Bukumatula 3/1988

Brief des Herausgebers

Der amerikanische Psychotherapeut Al Bauman leitete im Juni 1988 ein mehrtägiges Fortbildungsseminar.- Wir befragten ihn über seine Beziehung zu Wilhelm Reich und seine Arbeit als Künstler und Therapeut.

Myron Sharaf, Psychotherapeut und Psychologieprofessor an der Harvard University in Massachusets/USA, kommt – auf Einladung des WRI – erstmals zu einem Fortbildungsseminar und einem Vortrag im September dieses Jahres nach Österreich.

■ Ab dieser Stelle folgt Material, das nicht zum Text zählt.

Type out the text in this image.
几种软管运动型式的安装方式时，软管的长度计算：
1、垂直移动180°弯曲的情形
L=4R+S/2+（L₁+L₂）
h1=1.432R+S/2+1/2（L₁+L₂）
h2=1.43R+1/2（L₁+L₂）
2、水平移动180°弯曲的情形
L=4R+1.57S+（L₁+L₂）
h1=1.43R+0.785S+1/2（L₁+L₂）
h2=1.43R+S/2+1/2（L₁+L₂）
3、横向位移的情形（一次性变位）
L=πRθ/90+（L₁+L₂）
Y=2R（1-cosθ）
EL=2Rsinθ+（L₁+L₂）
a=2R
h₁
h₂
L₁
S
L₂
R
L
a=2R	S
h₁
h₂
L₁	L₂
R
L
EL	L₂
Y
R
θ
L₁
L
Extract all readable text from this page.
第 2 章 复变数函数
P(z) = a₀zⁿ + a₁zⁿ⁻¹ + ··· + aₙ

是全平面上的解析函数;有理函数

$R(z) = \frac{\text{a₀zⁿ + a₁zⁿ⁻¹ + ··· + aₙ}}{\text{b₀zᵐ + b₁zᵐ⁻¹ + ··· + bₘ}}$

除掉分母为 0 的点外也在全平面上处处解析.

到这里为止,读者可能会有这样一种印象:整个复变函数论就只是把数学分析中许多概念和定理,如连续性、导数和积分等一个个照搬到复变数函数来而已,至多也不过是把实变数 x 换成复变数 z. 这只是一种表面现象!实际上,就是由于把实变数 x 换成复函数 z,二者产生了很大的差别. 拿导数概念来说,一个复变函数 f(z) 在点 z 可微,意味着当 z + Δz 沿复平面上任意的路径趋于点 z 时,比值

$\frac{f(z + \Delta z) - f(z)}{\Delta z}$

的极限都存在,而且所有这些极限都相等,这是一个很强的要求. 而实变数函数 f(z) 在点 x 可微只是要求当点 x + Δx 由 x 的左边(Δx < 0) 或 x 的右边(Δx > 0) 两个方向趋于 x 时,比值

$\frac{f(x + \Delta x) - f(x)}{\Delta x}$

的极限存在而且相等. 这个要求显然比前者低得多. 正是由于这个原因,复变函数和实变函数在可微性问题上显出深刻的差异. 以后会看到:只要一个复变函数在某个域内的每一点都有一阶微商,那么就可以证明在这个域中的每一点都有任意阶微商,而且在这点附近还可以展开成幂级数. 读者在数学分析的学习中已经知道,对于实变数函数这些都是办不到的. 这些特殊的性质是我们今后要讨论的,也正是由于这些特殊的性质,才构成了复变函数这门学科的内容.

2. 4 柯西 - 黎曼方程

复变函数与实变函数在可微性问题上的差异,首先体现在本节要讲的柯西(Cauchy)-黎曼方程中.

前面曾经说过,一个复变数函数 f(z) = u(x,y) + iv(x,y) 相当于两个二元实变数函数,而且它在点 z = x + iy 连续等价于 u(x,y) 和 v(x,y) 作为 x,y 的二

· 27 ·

Sharaf war von 1948 bis 1954 Mitarbeiter Wilhelm Reichs. Schon bevor er als Achtzehnjähriger Reich zum ersten Mal traf, wußte er, daß er „Orgonom“ werden wollte.- Diese ursprüngliche Begeisterung legte sich jedoch – was seine persönliche Beziehung zu ihm anbelangt – im Laufe der mehrjährigen Zusammenarbeit mit Reich. Mit einiger Beharrlichkeit erreichte Sharaf, daß er von Reich – als einer von ganz wenigen Mitarbeitern – auch von ihm selbst therapiert wurde.- Sharaf übersetzte damals Artikel aus dem Deutschen für Reichs Zeitschrift „Orgonomic Functionalism“. Später fungierte er als Herausgeber des „Orgone Energy Bulletin“. Er selbst bezeichnet sich als „Historiker der orgonomischen Forschung“. Sorgältig führte er Aufzeichnungen über Reichs damalige Arbeit. Sämtliche dieser Mitschriften sind jedoch – wie auch die anderen späteren Schriften Reichs, bis zum Jahr 2007 – im gesperrten Nachlaß Wilhelm Reichs verwahrt.

Schon bei seinem allerersten Zusammentreffen riet Reich ihm ab, therapeutisch tätig zu werden und erklärte ihm aus einem – was die Therapie betrifft schon sehr pessimistischen Standpunkt: „You get caught up with people, you get involved in their lives. When a tree has grown crooked, it will never be straight again. Prevention is what counts“.

Als Therapeut, erzählt Sharaf, war Reich in erster Linie darauf bedacht, den „Körperpanzer“ aufzulösen; an der analytischen Aufarbeitung seiner Probleme war er weniger interessiert.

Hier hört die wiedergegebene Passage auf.